Ira Gene brought us to what was once a sugar mill for cane grown and reaped by the enslaved. I reached out and touched it. Rough and still strong but eroding with time.
As far as I was concerned, this was a holy place and once again tried to imagine the African captives here and before that the Guale Indians whose village had been called ‘Chucalate.”
From there we went further into the plantation grounds.
There were the small houses that had been the slave quarters; the foundation of what had once been the slave owner’s house, also made of tabby.
Ira Gene pointed out an orange tree and picked one to share with us and then left us to wander around on our own.
I kept touching the tabby in wonder.
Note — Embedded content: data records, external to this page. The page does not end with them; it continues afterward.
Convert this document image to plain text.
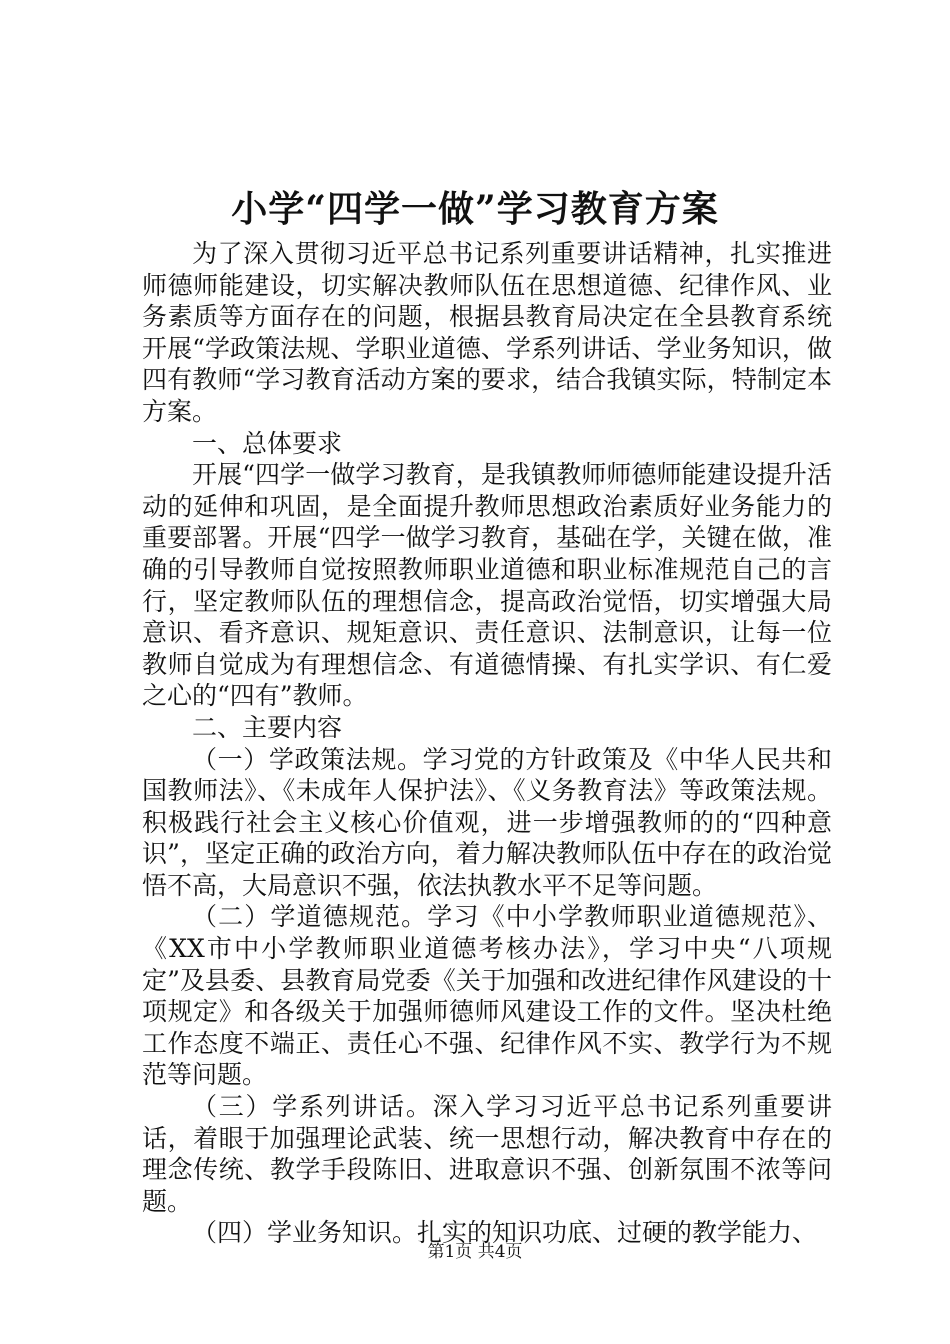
小学“四学一做”学习教育方案

为了深入贯彻习近平总书记系列重要讲话精神，扎实推进师德师能建设，切实解决教师队伍在思想道德、纪律作风、业务素质等方面存在的问题，根据县教育局决定在全县教育系统开展“学政策法规、学职业道德、学系列讲话、学业务知识，做四有教师“学习教育活动方案的要求，结合我镇实际，特制定本方案。

一、总体要求

开展“四学一做学习教育，是我镇教师师德师能建设提升活动的延伸和巩固，是全面提升教师思想政治素质好业务能力的重要部署。开展“四学一做学习教育，基础在学，关键在做，准确的引导教师自觉按照教师职业道德和职业标准规范自己的言行，坚定教师队伍的理想信念，提高政治觉悟，切实增强大局意识、看齐意识、规矩意识、责任意识、法制意识，让每一位教师自觉成为有理想信念、有道德情操、有扎实学识、有仁爱之心的“四有”教师。

二、主要内容

（一）学政策法规。学习党的方针政策及《中华人民共和国教师法》、《未成年人保护法》、《义务教育法》等政策法规。积极践行社会主义核心价值观，进一步增强教师的的“四种意识”，坚定正确的政治方向，着力解决教师队伍中存在的政治觉悟不高，大局意识不强，依法执教水平不足等问题。

（二）学道德规范。学习《中小学教师职业道德规范》、《XX市中小学教师职业道德考核办法》，学习中央“八项规定”及县委、县教育局党委《关于加强和改进纪律作风建设的十项规定》和各级关于加强师德师风建设工作的文件。坚决杜绝工作态度不端正、责任心不强、纪律作风不实、教学行为不规范等问题。

（三）学系列讲话。深入学习习近平总书记系列重要讲话，着眼于加强理论武装、统一思想行动，解决教育中存在的理念传统、教学手段陈旧、进取意识不强、创新氛围不浓等问题。

（四）学业务知识。扎实的知识功底、过硬的教学能力、

第1页 共4页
I had never heard of it. I peeked in the doorway of what was once an enslaved family’s abode. The roof was gone. Inside, grass and flowers grew, a small tree pushing at a wall. The wood frame of the doorway was still there. I touched it, careful not to get splinters.
What still stood was a barn. We stepped into the coolness and looked out the back window onto the gently rushing waves of the sea. Ira removed the ‘do not enter’ sign so we could go upstairs. The front windows faced the plantation and from there you would have been able to see all of the activity on the plantation.
I imagined them walking along doing simple chores, gathering eggs, drawing water contrasted to the hard labor in the sugar fields. The sills of those barn windows were broad and Ira pointed out that these had once been the place where carrier pigeons brought messages.
Ira Gene let us linger in Chocolate Town until we got our fill. Eventually, we left, lost in thought.
It was not until later, maybe even after we returned to Oakland that a particular ring- shout song came to mind.
“John on de islan’ I hear’ him moan’
“’e lie an’ I can’t stan’”
It refers to John, a slave, on one of the small islands who was being beaten probably to death. His screams and moans affected the whole of the slave community. Finally he is dead.
“John gon’ to heaben an’ Ah so glad.”
“’e lie e, yes Lord.”
I had wanted to be upset at Chocolate Town. But I wasn’t. I felt peace and loving memory. Yes, John, had gone to heaven. But he and others like him won’t be forgotten.